Del paso en el que salió por primera vez en 1956, apenas sí sabemos por leves referencias. Ya al año siguiente se estrenó uno tallado en madera, realizado por Antonio Robles Cabrera que también lo doró. De aquel paso sí se conservan documentos que nos informan, por ejemplo, de la fuerte remodelación a la que fue sometido apenas dos años más tarde, en 1959, lo que se aprovechó para dotarlo de una nueva iluminación, de este paso la hermandad conserva el escudo mercedario que iba en la delantera del mismo.

Ya en la Catedral, reorganizada la Hermandad, la Virgen de la Merced salió en el paso de la Virgen del Consuelo, aunque sin el palio (1978) y, al año siguiente, en el de la Virgen de las Angustias, también sin palio. Gracias a la gestión de N.H. José Cerrá Guirado, la comunidad jesuita establecida en el cercano convento del Corazón de Jesús cedió los pasos de la por entonces desaparecida Hermandad de las Angustias. Con este paso, que realizó José María Hervás para la Virgen de las Angustias en 1955, estuvo saliendo la Virgen de la Merced hasta 1981, fecha en la que se adquiere el paso y los varales de la Virgen de la Esperanza de Talleres Guillén, por 60.000 pesetas. Era un paso con dos ruedas al que se le colocó el primer techo palio con que contó la Hermandad, hecho por los propios hermanos con lentejuelas y encaje, de color blanco. Así salió la Virgen hasta que se pudo acometer la realización de un paso propio realizando el ebanista Manuel Caballero una nueva parihuela en madera de pino (1983), ésta disponía cuatro ruedas neumáticas, procesionando así hasta 1984 cuando sale por primera vez a costaleros a cargo de la Peña de Costaleros La Ilusión de Chiclana. En cuanto al paso de orfebrería, el encargo se formalizó ante el orfebre Luis Jiménez González (1981-1984) y presentaba una estética peculiar gracias a los característicos sobrefaldones.

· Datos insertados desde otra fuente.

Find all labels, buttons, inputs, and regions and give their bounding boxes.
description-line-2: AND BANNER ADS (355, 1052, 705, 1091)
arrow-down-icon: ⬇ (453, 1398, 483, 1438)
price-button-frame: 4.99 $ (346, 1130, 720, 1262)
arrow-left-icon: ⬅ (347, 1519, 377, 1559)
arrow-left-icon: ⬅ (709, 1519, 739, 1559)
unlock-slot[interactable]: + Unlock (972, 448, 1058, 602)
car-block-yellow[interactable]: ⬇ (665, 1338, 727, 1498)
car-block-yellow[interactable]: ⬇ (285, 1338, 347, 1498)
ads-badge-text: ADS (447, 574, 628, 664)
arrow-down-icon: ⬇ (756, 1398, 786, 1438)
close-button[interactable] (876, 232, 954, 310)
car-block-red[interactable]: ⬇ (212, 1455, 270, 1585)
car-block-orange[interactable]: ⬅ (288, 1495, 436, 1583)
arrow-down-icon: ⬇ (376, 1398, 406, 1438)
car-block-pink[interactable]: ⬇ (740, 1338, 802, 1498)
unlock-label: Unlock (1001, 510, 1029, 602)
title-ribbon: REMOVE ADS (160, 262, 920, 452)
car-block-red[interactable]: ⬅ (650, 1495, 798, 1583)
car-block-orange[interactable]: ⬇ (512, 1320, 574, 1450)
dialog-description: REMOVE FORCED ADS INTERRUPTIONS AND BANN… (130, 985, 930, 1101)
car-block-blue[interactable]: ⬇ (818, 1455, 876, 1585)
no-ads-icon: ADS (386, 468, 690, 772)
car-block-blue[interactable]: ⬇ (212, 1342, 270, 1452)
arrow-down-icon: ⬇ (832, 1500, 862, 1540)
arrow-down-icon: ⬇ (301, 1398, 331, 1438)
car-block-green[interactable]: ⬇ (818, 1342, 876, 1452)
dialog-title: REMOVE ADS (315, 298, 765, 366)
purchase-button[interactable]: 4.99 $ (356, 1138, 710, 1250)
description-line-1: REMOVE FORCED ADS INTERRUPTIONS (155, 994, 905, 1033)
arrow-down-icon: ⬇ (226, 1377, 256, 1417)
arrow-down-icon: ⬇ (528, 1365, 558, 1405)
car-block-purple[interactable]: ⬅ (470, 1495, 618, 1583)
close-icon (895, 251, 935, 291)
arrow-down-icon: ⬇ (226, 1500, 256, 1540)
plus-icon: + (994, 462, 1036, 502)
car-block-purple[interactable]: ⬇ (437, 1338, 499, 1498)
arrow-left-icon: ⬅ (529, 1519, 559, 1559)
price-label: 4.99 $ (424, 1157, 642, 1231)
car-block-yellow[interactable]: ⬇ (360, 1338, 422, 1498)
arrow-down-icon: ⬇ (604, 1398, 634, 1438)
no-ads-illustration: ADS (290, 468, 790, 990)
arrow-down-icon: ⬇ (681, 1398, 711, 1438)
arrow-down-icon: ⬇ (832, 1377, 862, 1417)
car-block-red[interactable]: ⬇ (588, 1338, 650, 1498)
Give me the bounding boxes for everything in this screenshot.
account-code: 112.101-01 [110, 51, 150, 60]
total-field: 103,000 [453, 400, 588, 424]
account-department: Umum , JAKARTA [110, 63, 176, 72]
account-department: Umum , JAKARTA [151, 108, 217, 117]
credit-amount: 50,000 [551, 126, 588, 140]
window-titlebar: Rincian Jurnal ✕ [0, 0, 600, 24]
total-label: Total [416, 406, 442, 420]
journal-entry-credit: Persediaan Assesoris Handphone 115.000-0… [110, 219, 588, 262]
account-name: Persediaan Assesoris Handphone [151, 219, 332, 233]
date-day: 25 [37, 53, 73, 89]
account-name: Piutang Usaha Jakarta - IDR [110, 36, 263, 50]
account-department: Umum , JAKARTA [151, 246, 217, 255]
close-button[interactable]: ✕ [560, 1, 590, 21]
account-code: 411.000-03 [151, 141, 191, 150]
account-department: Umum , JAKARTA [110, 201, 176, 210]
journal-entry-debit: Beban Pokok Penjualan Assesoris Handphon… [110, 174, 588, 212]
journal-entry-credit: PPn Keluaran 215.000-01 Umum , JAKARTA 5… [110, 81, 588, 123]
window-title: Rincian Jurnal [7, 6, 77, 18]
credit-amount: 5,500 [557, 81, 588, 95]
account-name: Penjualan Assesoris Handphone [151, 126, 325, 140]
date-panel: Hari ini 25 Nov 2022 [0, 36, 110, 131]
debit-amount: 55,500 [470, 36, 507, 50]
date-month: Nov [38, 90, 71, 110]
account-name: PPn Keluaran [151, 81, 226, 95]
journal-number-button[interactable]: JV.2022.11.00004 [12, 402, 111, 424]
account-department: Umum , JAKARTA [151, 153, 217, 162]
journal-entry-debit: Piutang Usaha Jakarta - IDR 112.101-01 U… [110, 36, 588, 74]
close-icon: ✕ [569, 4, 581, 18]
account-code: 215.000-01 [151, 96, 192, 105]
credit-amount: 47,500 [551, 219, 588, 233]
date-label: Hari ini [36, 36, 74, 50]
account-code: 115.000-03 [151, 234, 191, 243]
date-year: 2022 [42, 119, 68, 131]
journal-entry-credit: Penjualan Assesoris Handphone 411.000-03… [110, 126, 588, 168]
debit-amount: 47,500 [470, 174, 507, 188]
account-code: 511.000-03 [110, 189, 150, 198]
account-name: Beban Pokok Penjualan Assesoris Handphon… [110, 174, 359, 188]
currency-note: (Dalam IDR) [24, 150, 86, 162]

Paso de palio desaparecido en el incendio. Abril de 1996

El paso se completó en el año 1984 con doce varales, dos candelabros de cola, peana y la candelería completa con noventa candelabros, obra completa del orfebre Luis Jiménez González. En el año 1987 se realiza una sobrepeana para la Virgen, realizada en alpaca plateada por José Brihuega. Es en 1990 cuando se aprueba que los bordados del mismo correrán a cargo del taller de Sucesores de Esperanza Elena Caro, estrenándose ese año el nuevo techo de palio en color azul junto con el frente de la bambalina, proceso que se irá desarrollando hasta su finalización en el año 1995. La gloria del techo correspondía a una pintura de Antonio Dubé de Luque, representando a la Merced gloriosa en el momento de su coronación. Este fue el paso que se perdió en el incendio de 1996.